Perkembangan Islam Masa Umayyah & Abasiah

Perkembangan Islam Masa Umayyah
Dinasti Bani Umayyah didirikan oleh Muawiyah bin Abi Sufyan bin Harb bin Umayyah. Muawiyah dapat menduduki kursi kekuasaan dengan berbagai cara, siasat, dan tipu muslihat yang licik, bukan atas dasar demokrasi yang berdasarkan atas hasil pilihan umat Islam. Dengan demikian, berdirinya dinasti ini bukan berdasarkan hukum musyawarah.
Masa dinasti Umayyah merupakan tonggak penting dunia islam. Hal ini dikarenakan Muawiyah telah melakukan suatu kebijaksanaan yang mengejutkan semua pihak, dimana ia telah berani menunjuk putranya yazid sebagai putra mahkota. Peristiwa ini tentu saja sangat bertolak belakang pada kondisi yang ada sebelum baik pada masa rosulullah maupun khulafaur rosyidin.

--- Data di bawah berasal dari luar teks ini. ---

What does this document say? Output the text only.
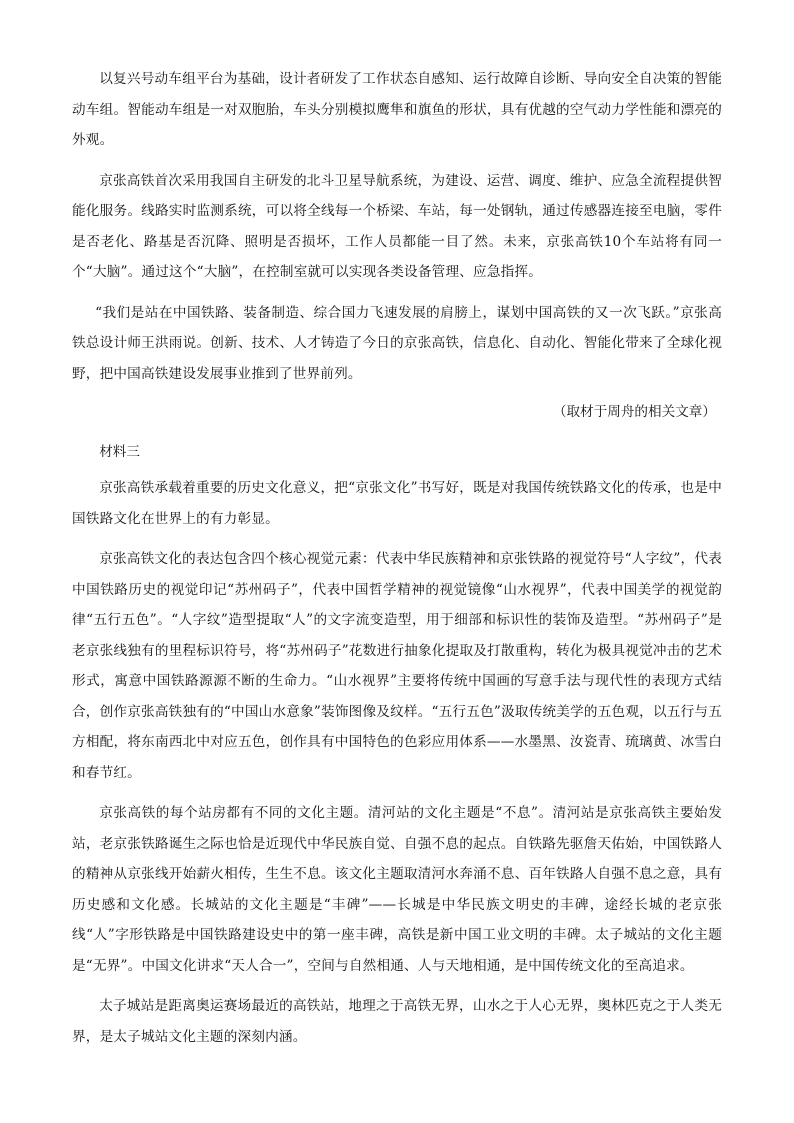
以复兴号动车组平台为基础，设计者研发了工作状态自感知、运行故障自诊断、导向安全自决策的智能动车组。智能动车组是一对双胞胎，车头分别模拟鹰隼和旗鱼的形状，具有优越的空气动力学性能和漂亮的外观。

京张高铁首次采用我国自主研发的北斗卫星导航系统，为建设、运营、调度、维护、应急全流程提供智能化服务。线路实时监测系统，可以将全线每一个桥梁、车站，每一处钢轨，通过传感器连接至电脑，零件是否老化、路基是否沉降、照明是否损坏，工作人员都能一目了然。未来，京张高铁10个车站将有同一个“大脑”。通过这个“大脑”，在控制室就可以实现各类设备管理、应急指挥。

“我们是站在中国铁路、装备制造、综合国力飞速发展的肩膀上，谋划中国高铁的又一次飞跃。”京张高铁总设计师王洪雨说。创新、技术、人才铸造了今日的京张高铁，信息化、自动化、智能化带来了全球化视野，把中国高铁建设发展事业推到了世界前列。

（取材于周舟的相关文章）
材料三

京张高铁承载着重要的历史文化意义，把“京张文化”书写好，既是对我国传统铁路文化的传承，也是中国铁路文化在世界上的有力彰显。

京张高铁文化的表达包含四个核心视觉元素：代表中华民族精神和京张铁路的视觉符号“人字纹”，代表中国铁路历史的视觉印记“苏州码子”，代表中国哲学精神的视觉镜像“山水视界”，代表中国美学的视觉韵律“五行五色”。“人字纹”造型提取“人”的文字流变造型，用于细部和标识性的装饰及造型。“苏州码子”是老京张线独有的里程标识符号，将“苏州码子”花数进行抽象化提取及打散重构，转化为极具视觉冲击的艺术形式，寓意中国铁路源源不断的生命力。“山水视界”主要将传统中国画的写意手法与现代性的表现方式结合，创作京张高铁独有的“中国山水意象”装饰图像及纹样。“五行五色”汲取传统美学的五色观，以五行与五方相配，将东南西北中对应五色，创作具有中国特色的色彩应用体系——水墨黑、汝瓷青、琉璃黄、冰雪白和春节红。

京张高铁的每个站房都有不同的文化主题。清河站的文化主题是“不息”。清河站是京张高铁主要始发站，老京张铁路诞生之际也恰是近现代中华民族自觉、自强不息的起点。自铁路先驱詹天佑始，中国铁路人的精神从京张线开始薪火相传，生生不息。该文化主题取清河水奔涌不息、百年铁路人自强不息之意，具有历史感和文化感。长城站的文化主题是“丰碑”——长城是中华民族文明史的丰碑，途经长城的老京张线“人”字形铁路是中国铁路建设史中的第一座丰碑，高铁是新中国工业文明的丰碑。太子城站的文化主题是“无界”。中国文化讲求“天人合一”，空间与自然相通、人与天地相通，是中国传统文化的至高追求。

太子城站是距离奥运赛场最近的高铁站，地理之于高铁无界，山水之于人心无界，奥林匹克之于人类无界，是太子城站文化主题的深刻内涵。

Dinasti Umayyah berkuasa hampir 1 abad, selama 90 tahun mempunyai 14 khilafah yaitu :
1.      Muawiyah bin abi sufyan
2.      Yazid bin muawiyah
3.      Muawiyah II bin yazid
4.      Marwan bin al-hakam
5.      Abdul malik bin marwan
6.      Walid bin abdul malik
7.      Sulaiman bin abdul malik
8.      Umar bin abdul aziz
9.      Yazid II bin abdul malik
10.  Hisyam bin abdul malik
11.  Walid II bin yazid
12.  Yazid III bin walid
13.  Ibrahim bin walid
14.  Marwan II al-ja’diy
Pada masa Muawiyah bin Abu Sufyan perluasan wilayah yang terhenti pada masa khalifah Utsman bin Affan dan Ali bin Abi Thalib dilanjutkan kembali, dimulai dengan menaklukan Tunisia, kemudian ekspansi ke sebelah timur, dengan menguasai daerah Khurasan sampai ke sungai Oxus dan Afganistan sampai ke Kabul. Sedangkan angkatan lautnya telah mulai melakukan serangan-serangan ke ibu kota Bizantium, Konstantinopel. Sedangkan ekspansi ke timur ini kemudian terus dilanjutkan kembali pada masa khalifah Abdul Malik bin Marwan. Abdul Malik bin Marwan mengirim tentara menyeberangi sungai Oxus dan berhasil menundukkan Balkanabad, Bukhara, Khawarizm, Ferghana dan Samarkand. Tentaranya bahkan sampai ke India dan menguasai Balukhistan, Sind dan daerah Punjab sampai ke Maltan.           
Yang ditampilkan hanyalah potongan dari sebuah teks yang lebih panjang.